The real breakthrough for me during the production of Brigador was a kitbash centered approach. I’m not professor of kitbash at Ma.K University, but I think there’s an important distinction to be made between kitbashing what I would call prefab use.
Search ‘kitbash’ on Artstation’s store and you’ll find lots of great little greebles/greeblies/nurnies/etc. They’re great, I’ve used packs like them on occasion. But typically they’re only just that, sets of unrelated parts. I don’t think that’s going to get you any of the stolen thunder of kitbash.
A working definition is in order, then: to me, kitbashing is the recontextualization of borrowed elements to imply designed function. Kitbashing is stolen thunder. Without first having a context, it is difficult to re-contextualize. Which is part of my problem with ‘kitbash’ kits on art station: typically, here are a series of parts in a category. Robot parts. Tank parts. Or heaven help us, “scifi” or “tech”. Yes, one can take tank parts and use them in a novel way, but the parts are sufficiently atomized such that this is difficult.
Let’s use a more concrete example from the master: Kow Yokoyama, creator of Maschinen Krieger. We’ll focus on the Gustav. First, let’s see with new eyes:
We have many interesting and graceful lines, because an attack helicopter must by nature be streamlined. One of the simplest yet most profound tricks you’ll see Kow-sama (as he is fondly addressed by adherents) is to take an element and flip it. Turn it around, in one more more axes of rotation and look at it again.

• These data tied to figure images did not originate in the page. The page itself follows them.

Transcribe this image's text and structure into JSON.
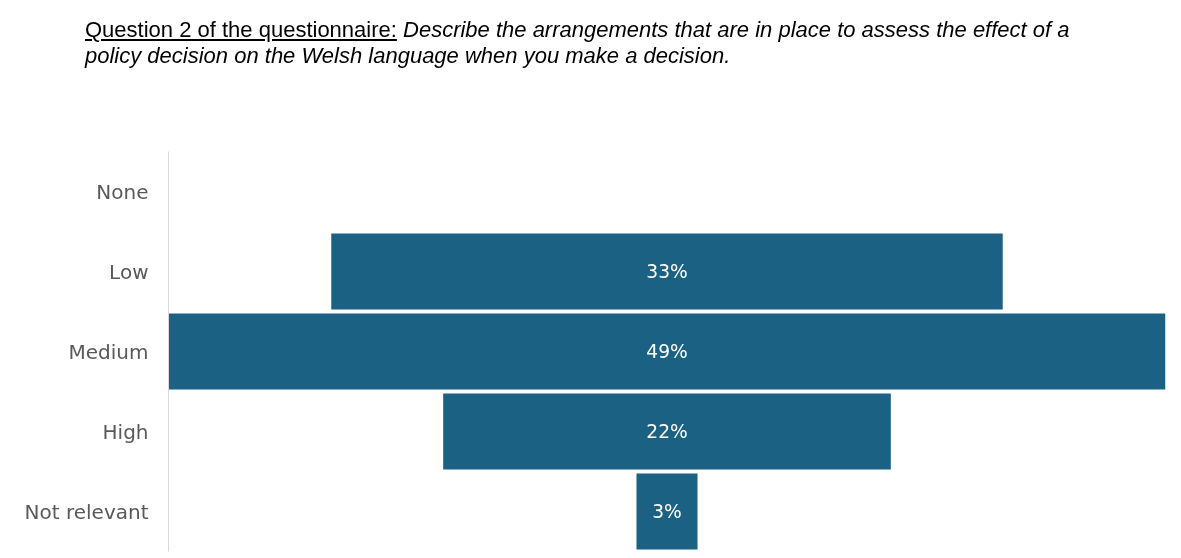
{
  "chart_data": {
    "type": "other",
    "title": "Question 2 of the questionnaire:",
    "subtitle": "Describe the arrangements that are in place to assess the effect of a policy decision on the Welsh language when you make a decision.",
    "categories": [
      "None",
      "Low",
      "Medium",
      "High",
      "Not relevant"
    ],
    "values": [
      null,
      33,
      49,
      22,
      3
    ],
    "value_labels": [
      null,
      "33%",
      "49%",
      "22%",
      "3%"
    ],
    "color": "#1a6184"
  }
}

For the Strahl suits, the core design is a Hughes 500D fuselage turned around and then sat up on it’s tail, and then the tail is chopped off. The cowling for the rotor becomes a chest sensor cluster, the cockpit glass and windows for two pilots now becomes the windows for a power suit operator. The rocket pod becomes a forearm laser. Yes, the design and form language extends out quite a bit further than simply “what if a man wore a small helicopter frame as a suit at a funny angle”, but that’s the core of the design, that’s the main bit.
I don’t think you arrive at this sort of inspired recontextualization from atomized, deconstructed bits. Now, to be sure, I’ve stripped military parts off of vehicle sprues and used them in just such a decontextualized way as I’m criticizing, but that’s in actual physical kitbashing. In 3d, I much prefer to arrive from partial subassemblies and then begin manipulating/re-imagining what parts could be used for what.

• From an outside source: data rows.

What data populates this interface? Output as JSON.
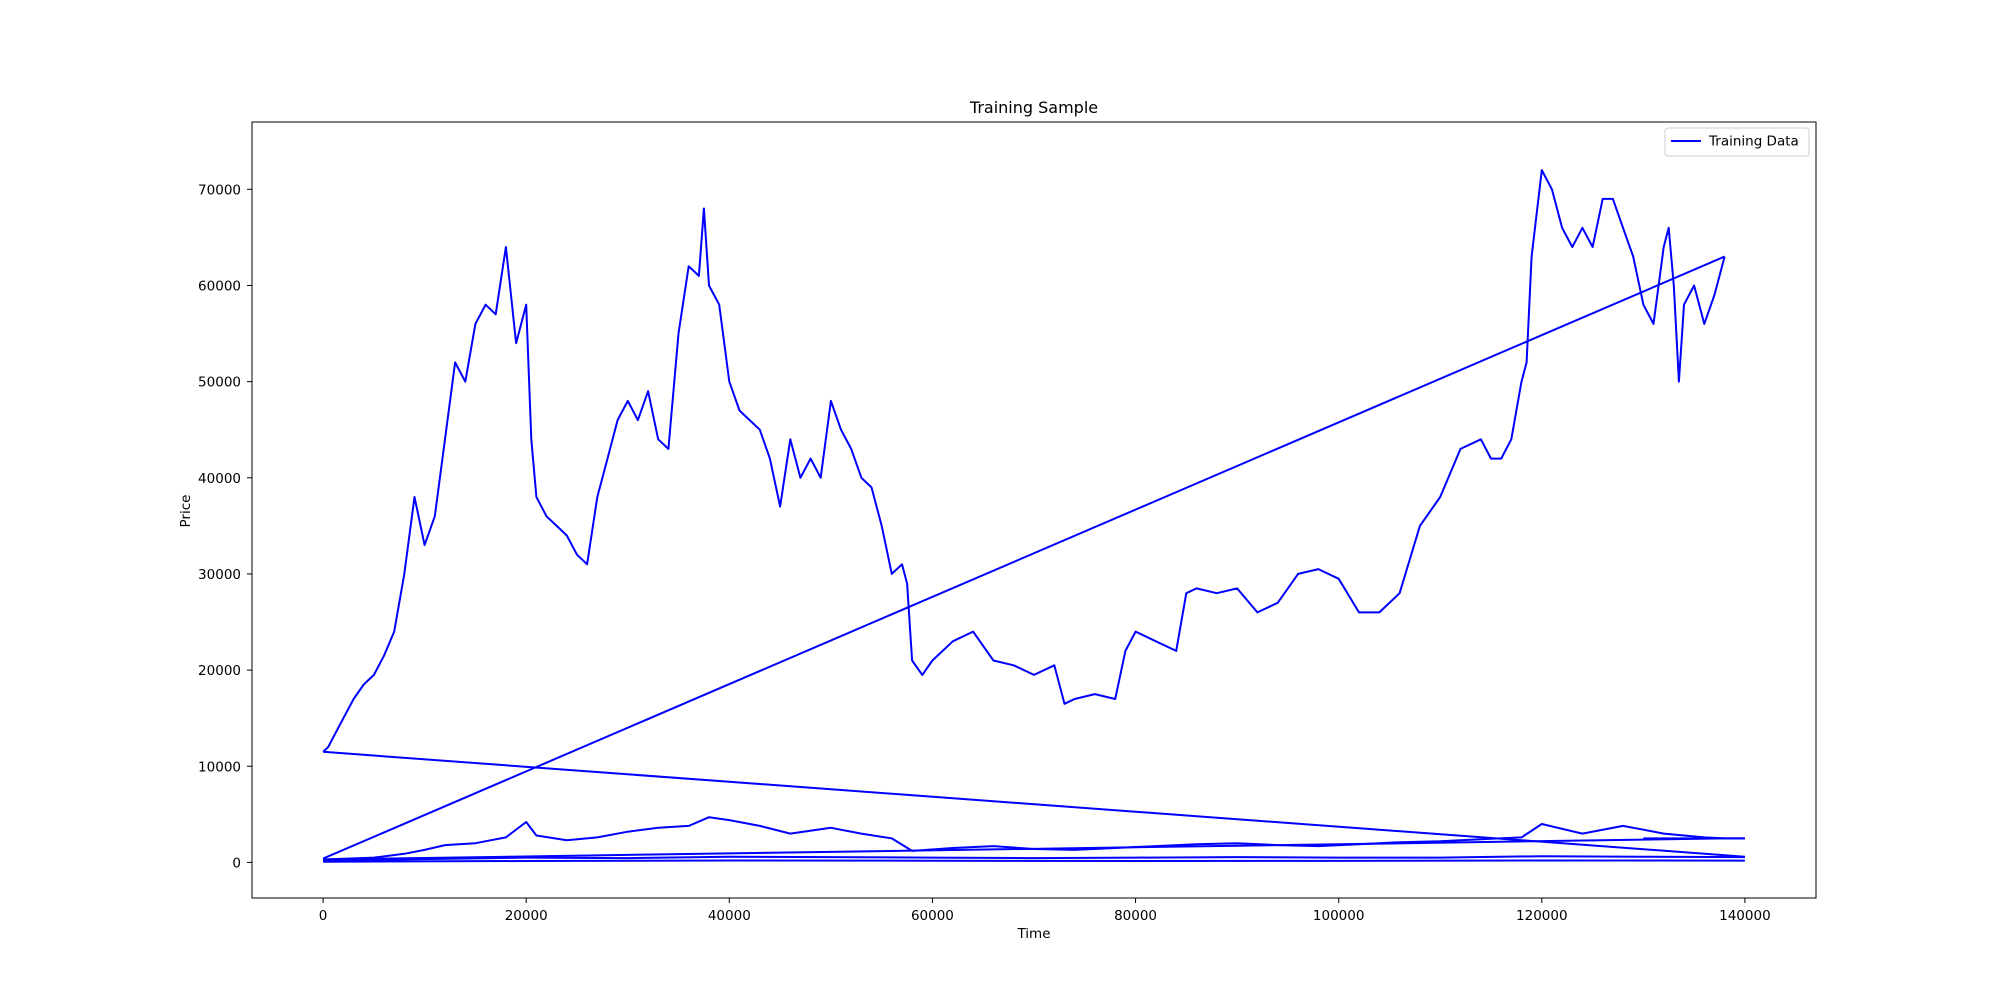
{
  "chart_data": {
    "type": "line",
    "title": "Training Sample",
    "xlabel": "Time",
    "ylabel": "Price",
    "xlim": [
      -7000,
      147000
    ],
    "ylim": [
      -3700,
      77000
    ],
    "xticks": [
      0,
      20000,
      40000,
      60000,
      80000,
      100000,
      120000,
      140000
    ],
    "yticks": [
      0,
      10000,
      20000,
      30000,
      40000,
      50000,
      60000,
      70000
    ],
    "grid": false,
    "legend_position": "top-right",
    "line_color": "#0000ff",
    "series": [
      {
        "name": "Training Data",
        "color": "#0000ff",
        "main_price": {
          "x": [
            0,
            500,
            1000,
            2000,
            3000,
            4000,
            5000,
            6000,
            7000,
            8000,
            9000,
            10000,
            11000,
            12000,
            13000,
            14000,
            15000,
            16000,
            17000,
            18000,
            19000,
            20000,
            20500,
            21000,
            22000,
            23000,
            24000,
            25000,
            26000,
            27000,
            28000,
            29000,
            30000,
            31000,
            32000,
            33000,
            34000,
            35000,
            36000,
            37000,
            37500,
            38000,
            39000,
            40000,
            41000,
            42000,
            43000,
            44000,
            45000,
            46000,
            47000,
            48000,
            49000,
            50000,
            51000,
            52000,
            53000,
            54000,
            55000,
            56000,
            57000,
            57500,
            58000,
            59000,
            60000,
            62000,
            64000,
            66000,
            68000,
            70000,
            72000,
            73000,
            74000,
            76000,
            78000,
            79000,
            80000,
            82000,
            84000,
            85000,
            86000,
            88000,
            90000,
            92000,
            94000,
            96000,
            98000,
            100000,
            102000,
            104000,
            106000,
            108000,
            110000,
            112000,
            114000,
            115000,
            116000,
            117000,
            118000,
            118500,
            119000,
            120000,
            121000,
            122000,
            123000,
            124000,
            125000,
            126000,
            127000,
            128000,
            129000,
            130000,
            131000,
            132000,
            132500,
            133000,
            133500,
            134000,
            135000,
            136000,
            137000,
            138000
          ],
          "y": [
            11500,
            12000,
            13000,
            15000,
            17000,
            18500,
            19500,
            21500,
            24000,
            30000,
            38000,
            33000,
            36000,
            44000,
            52000,
            50000,
            56000,
            58000,
            57000,
            64000,
            54000,
            58000,
            44000,
            38000,
            36000,
            35000,
            34000,
            32000,
            31000,
            38000,
            42000,
            46000,
            48000,
            46000,
            49000,
            44000,
            43000,
            55000,
            62000,
            61000,
            68000,
            60000,
            58000,
            50000,
            47000,
            46000,
            45000,
            42000,
            37000,
            44000,
            40000,
            42000,
            40000,
            48000,
            45000,
            43000,
            40000,
            39000,
            35000,
            30000,
            31000,
            29000,
            21000,
            19500,
            21000,
            23000,
            24000,
            21000,
            20500,
            19500,
            20500,
            16500,
            17000,
            17500,
            17000,
            22000,
            24000,
            23000,
            22000,
            28000,
            28500,
            28000,
            28500,
            26000,
            27000,
            30000,
            30500,
            29500,
            26000,
            26000,
            28000,
            35000,
            38000,
            43000,
            44000,
            42000,
            42000,
            44000,
            50000,
            52000,
            63000,
            72000,
            70000,
            66000,
            64000,
            66000,
            64000,
            69000,
            69000,
            66000,
            63000,
            58000,
            56000,
            64000,
            66000,
            60000,
            50000,
            58000,
            60000,
            56000,
            59000,
            63000
          ]
        },
        "connector_lines": [
          {
            "x": [
              138000,
              0
            ],
            "y": [
              63000,
              400
            ]
          },
          {
            "x": [
              0,
              140000
            ],
            "y": [
              11500,
              600
            ]
          },
          {
            "x": [
              130000,
              140000
            ],
            "y": [
              2500,
              2500
            ]
          },
          {
            "x": [
              0,
              138000
            ],
            "y": [
              300,
              2500
            ]
          }
        ],
        "low_series": [
          {
            "x": [
              0,
              5000,
              8000,
              10000,
              12000,
              15000,
              18000,
              20000,
              21000,
              24000,
              27000,
              30000,
              33000,
              36000,
              38000,
              40000,
              43000,
              46000,
              50000,
              53000,
              56000,
              58000,
              62000,
              66000,
              70000,
              74000,
              78000,
              82000,
              86000,
              90000,
              94000,
              98000,
              102000,
              106000,
              110000,
              114000,
              118000,
              120000,
              124000,
              128000,
              130000,
              132000,
              134000,
              136000,
              138000,
              140000
            ],
            "y": [
              300,
              500,
              900,
              1300,
              1800,
              2000,
              2600,
              4200,
              2800,
              2300,
              2600,
              3200,
              3600,
              3800,
              4700,
              4400,
              3800,
              3000,
              3600,
              3000,
              2500,
              1200,
              1500,
              1700,
              1400,
              1300,
              1500,
              1700,
              1900,
              2000,
              1800,
              1700,
              1900,
              2100,
              2200,
              2400,
              2600,
              4000,
              3000,
              3800,
              3400,
              3000,
              2800,
              2600,
              2500,
              2500
            ]
          },
          {
            "x": [
              0,
              10000,
              20000,
              30000,
              40000,
              50000,
              60000,
              70000,
              80000,
              90000,
              100000,
              110000,
              120000,
              130000,
              140000
            ],
            "y": [
              200,
              350,
              500,
              450,
              600,
              550,
              500,
              450,
              500,
              550,
              500,
              500,
              650,
              600,
              550
            ]
          },
          {
            "x": [
              0,
              20000,
              40000,
              60000,
              80000,
              100000,
              120000,
              140000
            ],
            "y": [
              80,
              150,
              200,
              180,
              150,
              160,
              200,
              190
            ]
          }
        ]
      }
    ]
  }
}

There are many more things I want to say on the subject of kitbashing, but I’ll finish with an observation about the second half of my working definition: the part about implied function. For the Gustav, we say “what if an attack helicopter fuselage changed scale and became a powersuit shell?” If I have an already decontextualized set of pieces without an original frame or idea to push off against, that sort of question is much harder to pose. “What if these tank bits… became… not-tank-bits?”

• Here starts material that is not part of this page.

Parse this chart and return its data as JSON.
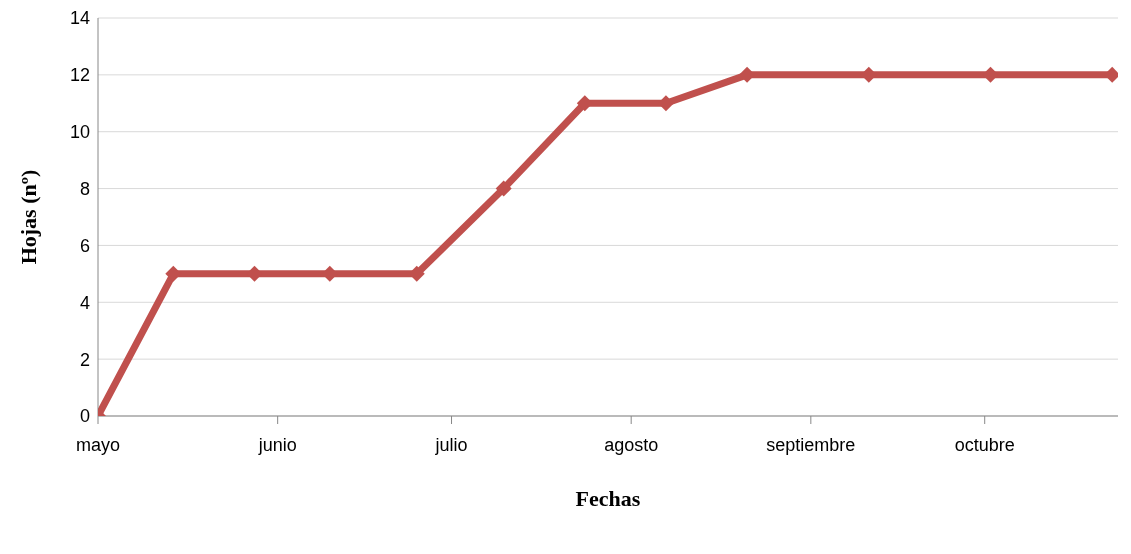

This is like trying to paddle through the air in zero gravity. The finished piece will only have as much implied function as what you’re able to provide from your own design work. Which is fine, but this is not harnessing the power of kitbashes as has been made famous in the original trilogy, the film Alien’s set design, et cetera.
Finally, an in-progress from my own work for Brigador Killers. This is as-yet unidentified spacer powersuit:
And here are two kitbashes from Artstation that helped make it possible:
The second set isn’t easy to work with, as it both limited in pieces and in a very clear design language, a kind of smooth, futuristic ball joint roboticism. Immediately though it helped spark part of the interesting combination I had hoped to accomplish with this suit design: a contrast of traditional, medieval knight armor with robotics, implying a society enamored of old time-y embellishments even as their technology was far in excess of it.
To point out specific uses of the kitbash, here I haven’t stretched very far but I still found pleasingly novel combination: The knight’s helmet, visor detached, becomes rotated forward so that the flared edge now becomes a kind of crest. The neck guard remains more or less the same though manipulated in scale, and the rest of the pieces follow more or less—they are not dissimilar from their original function but now adorning, rather more as embellishment, robotic design portions. I like that there is a contrasting set of form languages here, between the traditional armor and the very severe and more geometric forms of the legs. Not all of the cladding is one style or the other (contrast the knees vs. the elbows, for example).
Oh and finish with a skull. Everyone loves skulls.